Along with this move to privatization, the administration’s admission of failure was its quiet demolition in 2006 of the very bureaucracy it had created with so much fanfare only three years earlier. The only thing more remarkable than this reversal was its failure to elicit critical commentary and analysis in the mainstream media; Bloomberg and Klein were permitted to declare victory and move on. Having brought “accountability” to the system, they said, the “reforms” were now entering a new phase.
Instead of being told what and how to teach through a bureaucratic chain of command, teachers are now subjected to management-by-numbers. Their performance is measured using “value added assessment,” where student scores on standardized tests at the end of the school year are compared with their scores at the beginning—the difference being attributable to the teacher. With merit pay or job loss at stake, teachers and principals now have test preparation as their primary task. That is driving authentic educators to look elsewhere for work.
Needless to say, this is no way to get kids excited about school, especially those who are disadvantaged and already alienated from mainstream institutions. In fact, it eradicates the love of learning that many students bring to the table. Test preparation cannot cultivate the critical thinking skills and independent judgment needed to be a responsible citizen, an intelligent user of the internet, or even a savvy consumer. Nor can it cultivate the creativity and capacity for innovation that the best 21st century jobs require.
This is the kind of school system that corporate elites, politicians, and lawyers create when they don’t care to collaborate with educators and want an easily quantified and user friendly tool for controlling them. It is a system for creating a large supply of minimally-skilled, diligent and disciplined service workers who will follow instructions without asking questions. And it trains the populace in mindless conformity, making the entire country susceptible to authoritarian rule.

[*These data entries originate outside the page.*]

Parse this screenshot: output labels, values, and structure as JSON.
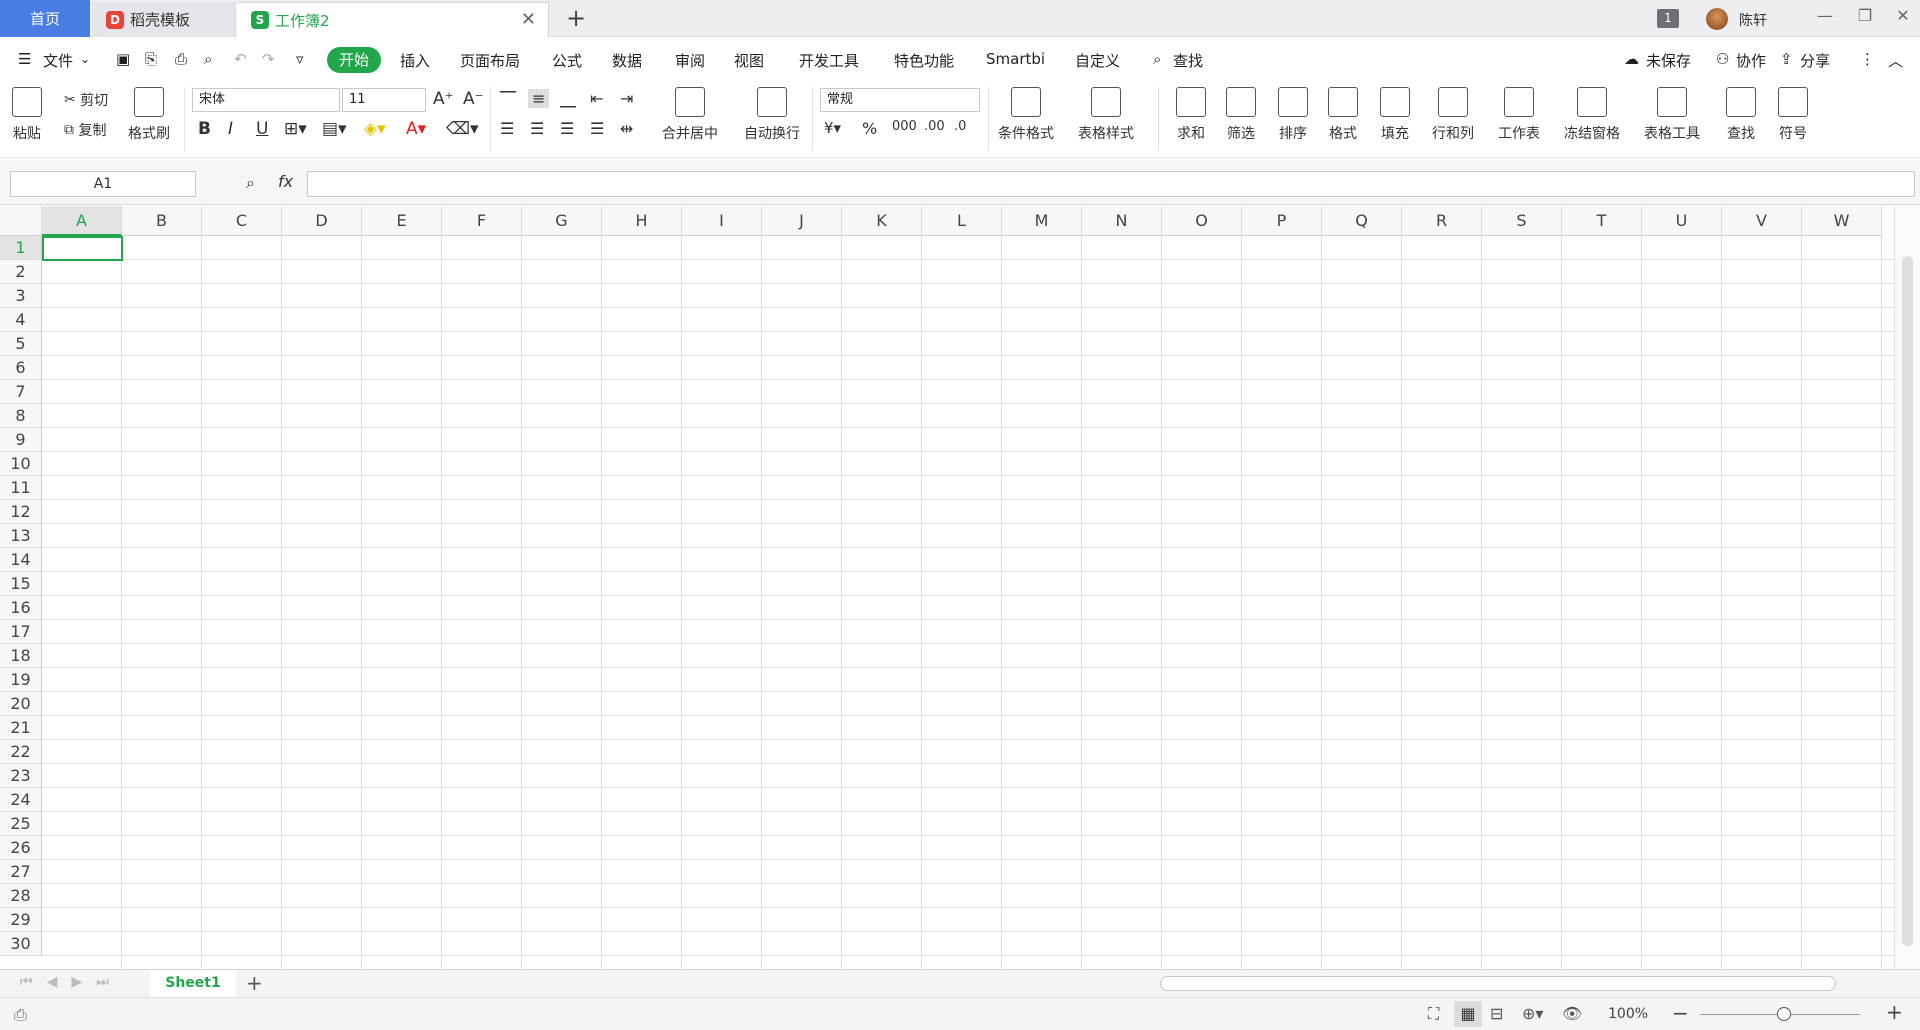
{
  "tabs": {
    "home": "首页",
    "template": "稻壳模板",
    "workbook": "工作簿2",
    "window_number": "1",
    "user": "陈轩"
  },
  "menu": {
    "file": "文件",
    "items": [
      "开始",
      "插入",
      "页面布局",
      "公式",
      "数据",
      "审阅",
      "视图",
      "开发工具",
      "特色功能",
      "Smartbi",
      "自定义"
    ],
    "search": "查找",
    "unsaved": "未保存",
    "collaborate": "协作",
    "share": "分享"
  },
  "toolbar": {
    "paste": "粘贴",
    "cut": "剪切",
    "copy": "复制",
    "format_painter": "格式刷",
    "font": "宋体",
    "font_size": "11",
    "merge": "合并居中",
    "wrap": "自动换行",
    "number_format": "常规",
    "cond_format": "条件格式",
    "table_style": "表格样式",
    "sum": "求和",
    "filter": "筛选",
    "sort": "排序",
    "format": "格式",
    "fill": "填充",
    "row_col": "行和列",
    "worksheet": "工作表",
    "freeze": "冻结窗格",
    "table_tools": "表格工具",
    "find": "查找",
    "symbol": "符号"
  },
  "formula": {
    "cell_ref": "A1",
    "fx": "fx"
  },
  "grid": {
    "columns": [
      "A",
      "B",
      "C",
      "D",
      "E",
      "F",
      "G",
      "H",
      "I",
      "J",
      "K",
      "L",
      "M",
      "N",
      "O",
      "P",
      "Q",
      "R",
      "S",
      "T",
      "U",
      "V",
      "W"
    ],
    "rows": [
      "1",
      "2",
      "3",
      "4",
      "5",
      "6",
      "7",
      "8",
      "9",
      "10",
      "11",
      "12",
      "13",
      "14",
      "15",
      "16",
      "17",
      "18",
      "19",
      "20",
      "21",
      "22",
      "23",
      "24",
      "25",
      "26",
      "27",
      "28",
      "29",
      "30"
    ]
  },
  "sheet": {
    "name": "Sheet1"
  },
  "status": {
    "zoom": "100%"
  },
  "colors": {
    "accent": "#23a54c",
    "home_tab": "#4a7de2"
  }
}
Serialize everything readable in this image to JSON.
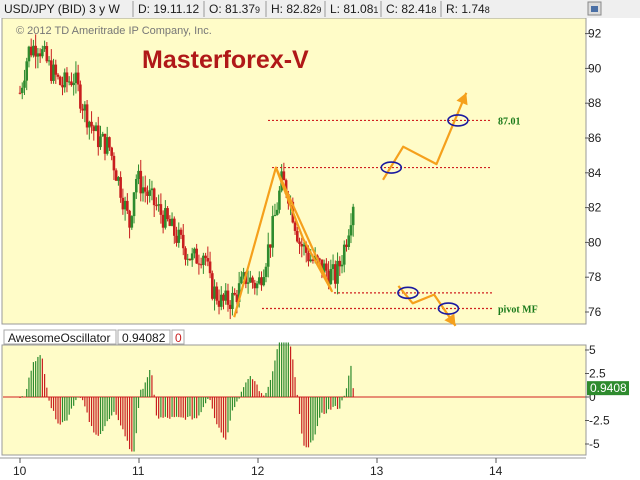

Joyce Purnick’s biography of Michael Bloomberg came out this year. She wrote about a man intoxicated with power—more than most leaders—and who still can’t get enough. To be sure, he also cares about the city’s people, and wants to serve them well. But he imagines he is vastly smarter and more competent than all the city’s teachers, principals, and other public servants, and can forge a better government by concentrating power in City Hall. He has convinced millions, both inside and outside the city, that this is so. But Bloomberg’s record running the New York City public school system shatters this illusion. Isn’t it time for this mayor—whose mantra is accountability—to be finally held accountable for his own performance?